Some Dartmouth Alumni Happy With Less Influence

Another vital chance to opine on the Dartmouth trustee-packing scheme has arisen. The Dartmouth Association of Alumni is now holding elections for their Executive Committee. The contest revolves centrally around the Alumni Association’s ongoing suit against Dartmouth’s alteration of the college’s board. Two slates of candidates are competing: one, Dartmouth Undying, which vows to end to suit against Dartmouth, and another, Dartmouth Parity, that vows to continue it. You’re likely familiar with the issue; if not, a simple comparison of how each side presents the issue might be informative.

Here’s Dartmouth Parity on the question:

Since 1891 alumni have elected half the members of the Board of Trustees, and, in doing so, they have kept Dartmouth on an even keel – and ensured that the College has remained a college, rather than becoming a university. Now, after losses in four consecutive trustee elections and the constitution referendum, the Board of Trustees has announced a plan to marginalize alumni, doubling the number of unelected trustees. Under this radical plan, trustees elected by the alumni would be outnumbered on the Board by a margin of two to one.

Aside from a few potentially disputable adjectives (“radical”), it’s an objectively accurate depiction of what has happened – and why a lawsuit has been filed.

Here’s Dartmouth Undying’s encapsulation of their candidates’ sentiments about the suit:

They are of one mind about ending the divisive, expensive lawsuit that their opponents support. Not only is this lawsuit diverting money and resources from undergraduate education, it is creating instability and disunity, which will hamper Dartmouth’s ability to attract the best candidates in the upcoming search for its next President. It is also disturbing to students who deserve better from their alumni.


Their platform additionally states that “our college is being attacked”, its “reputation.. sullied” and its “support base undermined.” It pledges opposition to “egregious slanders and continuing misinformation”, “the destructive lawsuit”, and to “destructive forces” which are also “substantially supported by outside interests.” So basically, the lawsuit supporters are hell-bent on destroying Dartmouth for the fun of it.

Dartmouth Undying doesn’t confront the lawsuit’s argument (a frank argument for board-packing would be refreshing to see, especially as the college never made one) but prefers to deplore its supporters with vague aspersions. Then again, I suppose it would be difficult for an alumni slate to be frank about their plan to consent ungrudgingly to their own marginalization. They might not get any votes that way.
More excellent commentary from trustee Todd Zywicki on the issues of internal alumni board power here and here.

Anthony Paletta

Anthony Paletta is a freelance writer.

One thought on “Some Dartmouth Alumni Happy With Less Influence”

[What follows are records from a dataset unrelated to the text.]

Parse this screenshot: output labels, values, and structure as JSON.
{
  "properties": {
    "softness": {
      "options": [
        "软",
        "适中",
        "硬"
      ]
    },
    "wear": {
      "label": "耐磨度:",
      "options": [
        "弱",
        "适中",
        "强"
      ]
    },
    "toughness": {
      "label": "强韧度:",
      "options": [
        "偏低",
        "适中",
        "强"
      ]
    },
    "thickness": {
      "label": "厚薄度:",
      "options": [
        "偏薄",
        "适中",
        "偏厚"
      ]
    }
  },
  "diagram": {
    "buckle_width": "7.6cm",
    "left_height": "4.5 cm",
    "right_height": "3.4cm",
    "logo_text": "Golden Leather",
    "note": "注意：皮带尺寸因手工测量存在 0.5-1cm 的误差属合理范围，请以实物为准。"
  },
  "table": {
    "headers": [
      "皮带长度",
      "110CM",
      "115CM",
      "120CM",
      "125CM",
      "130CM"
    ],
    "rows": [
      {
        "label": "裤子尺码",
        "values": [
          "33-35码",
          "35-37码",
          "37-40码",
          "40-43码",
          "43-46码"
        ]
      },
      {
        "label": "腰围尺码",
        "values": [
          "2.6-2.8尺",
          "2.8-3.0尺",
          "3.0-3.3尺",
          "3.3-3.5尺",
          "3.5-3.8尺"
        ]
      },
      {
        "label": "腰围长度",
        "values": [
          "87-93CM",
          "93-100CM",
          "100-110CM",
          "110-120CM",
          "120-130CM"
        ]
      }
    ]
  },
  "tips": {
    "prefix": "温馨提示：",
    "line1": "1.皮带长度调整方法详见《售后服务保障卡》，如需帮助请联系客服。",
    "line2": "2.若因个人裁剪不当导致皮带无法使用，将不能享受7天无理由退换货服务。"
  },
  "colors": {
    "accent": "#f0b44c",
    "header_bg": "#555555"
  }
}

  1. The lawsuit supporters have other reasons than fun, but they really are hell-bent on destroying (or at least damaging) Dartmouth. Why else would some of them back legislation meant to give the state a veto over amendments to the charter — legislation that even its supporters acknowledge would not reverse the controversial expansion or prevent it happening again? Why else would some of them join an organization whose sole purpose is to organize alumni to withhold donations?
    The Board did argue for its decision to amend its bylaws regarding the way the new trustees will be nominated, although it did not have to do so. No one, including Dartmouth Undying, needs to argue for the validity of the majority-vote decisions of this corporation or any other.
    It is strange that you quoted that particular paragraph from Dartmouth Parity, because it is riddled with misstatements and is highly inaccurate. For example, alumni have never elected any trustees, only nominated them; they certainly have not nominated half of the board, only 4/9 presently, an intentional, permanent minority; the alumni nor anyone else has kept Dartmouth a college, since is has been a university since the 18th century (if you require a professional school) or the 1890s (if you require Ph.Ds) or the 1960s (if you require Ph.Ds in significant numbers); the Board has not “lost” elections, since it has no horse in the race and actually elects all non-ex officio trustees by majority vote; alumni are already “marginalized” as noted above; there are no “unelected” trustees but the governor, who is ex officio; there are no “trustees elected by alumni,” only trustees nominated by alumni.
    You made a mistake calling Zywicki’s embarrassingly ignorant commentary “excellent.” For example, the thrust of his (intentionally humorous?) gloss on the Dartmouth College Case (comically termed “Dartmouth I”) is that the Supreme Court decided a mundane breach-of-contract case in 1819. He attempts this gloss because the present lawsuit is based on a contract theory, of course — and Zywicki gives not the slightest hint that he is aware of the actual significance of the case, which is in Constitutional law. It is an interpretation of part of Article I.
    You should read the lawsuit filed by the plaintiff’s trial lawyers and determine for yourself what is “radical” and far-fetched.